A third soldier, a serviceman, had been struck in the back. He groaned as medical staff laid him on a bed, removed a bloody bandage and cleaned his two-day-old injury from fragments. Wrapped in a thermal sheet, he used a cellphone to call his sister. “A fragment of artillery struck me. The cause was a ricochet. My condition is stable,” he told her. What comes next for him? “To get better. This may require a few months. Subsequently, to return to my unit. Someone has to defend our country,” he said.
Medical staff care for Taras Mykolaichuk, who was hit in the dorsal area by a fragment of mortar.
Since 2022, enemy forces has repeatedly targeted hospitals, health facilities, maternity wards and emergency vehicles. According to human rights groups, over two hundred health workers have been fatally attacked in nearly 2,000 assaults. This subterranean hospital is built from multiple steel bunkers, with wooden supports, soil and sand laid on top reaching the surface. It can withstand impacts from 152mm artillery shells and even multiple eight-kilogram TNT charges dropped by aerial means.
A major industrial group, which financed the building, plans to erect twenty facilities in all. A senior official of Ukraine’s security agency and former military leader, the official, declared they would be “vitally essential for preserving the lives of our military and assisting defenders on the frontline.” The company described the initiative as the “largest-scale and challenging” it had undertaken since Russia’s invasion.
An example of the centre’s operating theatres.
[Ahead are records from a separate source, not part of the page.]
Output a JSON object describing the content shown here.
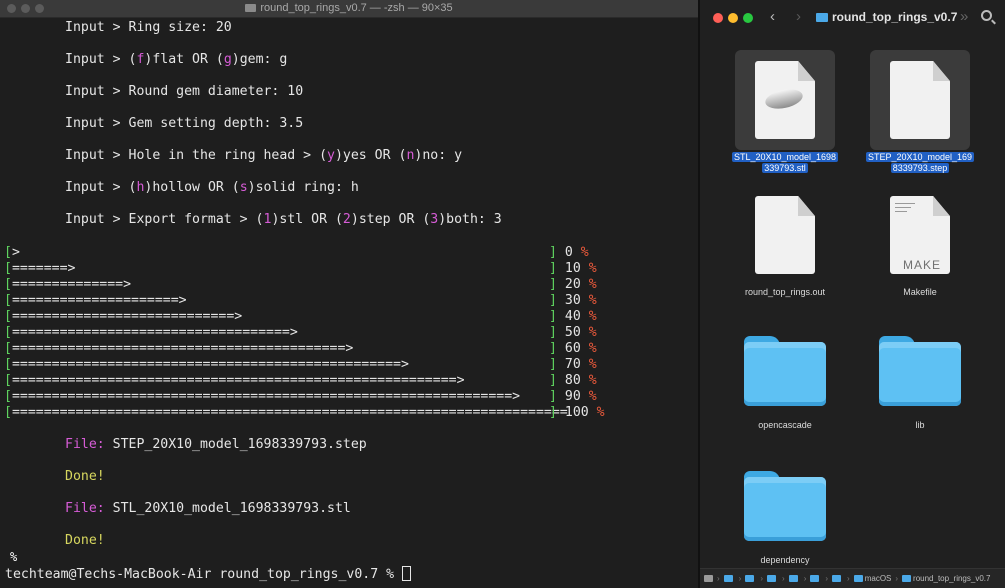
{
  "terminal": {
    "title": "round_top_rings_v0.7 — -zsh — 90×35",
    "prompts": [
      {
        "pre": "Input > Ring size: 20",
        "parts": []
      },
      {
        "parts": [
          {
            "t": "Input > (",
            "c": ""
          },
          {
            "t": "f",
            "c": "key"
          },
          {
            "t": ")flat OR (",
            "c": ""
          },
          {
            "t": "g",
            "c": "key"
          },
          {
            "t": ")gem: g",
            "c": ""
          }
        ]
      },
      {
        "parts": [
          {
            "t": "Input > Round gem diameter: 10",
            "c": ""
          }
        ]
      },
      {
        "parts": [
          {
            "t": "Input > Gem setting depth: 3.5",
            "c": ""
          }
        ]
      },
      {
        "parts": [
          {
            "t": "Input > Hole in the ring head > (",
            "c": ""
          },
          {
            "t": "y",
            "c": "key"
          },
          {
            "t": ")yes OR (",
            "c": ""
          },
          {
            "t": "n",
            "c": "key"
          },
          {
            "t": ")no: y",
            "c": ""
          }
        ]
      },
      {
        "parts": [
          {
            "t": "Input > (",
            "c": ""
          },
          {
            "t": "h",
            "c": "key"
          },
          {
            "t": ")hollow OR (",
            "c": ""
          },
          {
            "t": "s",
            "c": "key"
          },
          {
            "t": ")solid ring: h",
            "c": ""
          }
        ]
      },
      {
        "parts": [
          {
            "t": "Input > Export format > (",
            "c": ""
          },
          {
            "t": "1",
            "c": "key"
          },
          {
            "t": ")stl OR (",
            "c": ""
          },
          {
            "t": "2",
            "c": "key"
          },
          {
            "t": ")step OR (",
            "c": ""
          },
          {
            "t": "3",
            "c": "key"
          },
          {
            "t": ")both: 3",
            "c": ""
          }
        ]
      }
    ],
    "progress": [
      {
        "bar": ">",
        "value": "0"
      },
      {
        "bar": "=======>",
        "value": "10"
      },
      {
        "bar": "==============>",
        "value": "20"
      },
      {
        "bar": "=====================>",
        "value": "30"
      },
      {
        "bar": "============================>",
        "value": "40"
      },
      {
        "bar": "===================================>",
        "value": "50"
      },
      {
        "bar": "==========================================>",
        "value": "60"
      },
      {
        "bar": "=================================================>",
        "value": "70"
      },
      {
        "bar": "========================================================>",
        "value": "80"
      },
      {
        "bar": "===============================================================>",
        "value": "90"
      },
      {
        "bar": "======================================================================",
        "value": "100"
      }
    ],
    "pct_symbol": "%",
    "file_label": "File:",
    "file1": "STEP_20X10_model_1698339793.step",
    "done1": "Done!",
    "file2": "STL_20X10_model_1698339793.stl",
    "done2": "Done!",
    "bell_glyph": "%",
    "prompt": "techteam@Techs-MacBook-Air round_top_rings_v0.7 % "
  },
  "finder": {
    "title": "round_top_rings_v0.7",
    "back": "‹",
    "forward": "›",
    "more": "»",
    "files": [
      {
        "name_l1": "STL_20X10_model_1698",
        "name_l2": "339793.stl",
        "selected": true,
        "kind": "stl"
      },
      {
        "name_l1": "STEP_20X10_model_169",
        "name_l2": "8339793.step",
        "selected": true,
        "kind": "doc"
      },
      {
        "name_l1": "round_top_rings.out",
        "name_l2": "",
        "selected": false,
        "kind": "doc"
      },
      {
        "name_l1": "Makefile",
        "name_l2": "",
        "selected": false,
        "kind": "makefile"
      },
      {
        "name_l1": "opencascade",
        "name_l2": "",
        "selected": false,
        "kind": "folder"
      },
      {
        "name_l1": "lib",
        "name_l2": "",
        "selected": false,
        "kind": "folder"
      },
      {
        "name_l1": "dependency",
        "name_l2": "",
        "selected": false,
        "kind": "folder"
      }
    ],
    "makefile_label": "MAKE",
    "pathbar": [
      "",
      "",
      "",
      "",
      "",
      "",
      "",
      "macOS",
      "round_top_rings_v0.7"
    ],
    "pathbar_sep": "›"
  },
  "colors": {
    "selection": "#2160c4",
    "folder": "#5ec1f3",
    "pct": "#ef5b3c",
    "key": "#d65cd6",
    "bracket": "#5fd35f",
    "done": "#d7d75f"
  }
}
Holovashchenko, said some injured personnel had to wait many hours or even multiple days before they could be evacuated because of the danger of air assaults. “We had a pair of severely injured casualties who arrived at 3am. It was necessary to perform a removal of both limbs on one of them. The soldier's bleeding control device had been on for so long there was no alternative.” What is his method with traumatic operations? “I’ve been medicine for 20 years. One must focus,” he said.
Orderlies transported Mykolaichuk through the tunnel and into an emergency vehicle. The vehicle was parked beneath a bush. He and the other soldiers were taken to the city of Dnipro for additional medical care. The underground hospital staff paused for rest. The hospital’s orange feline, Vasilevs, walked up to the doorway to greet the next arrivals. “Our facility operates active around the clock,” Holovashchenko said. “It doesn’t stop.”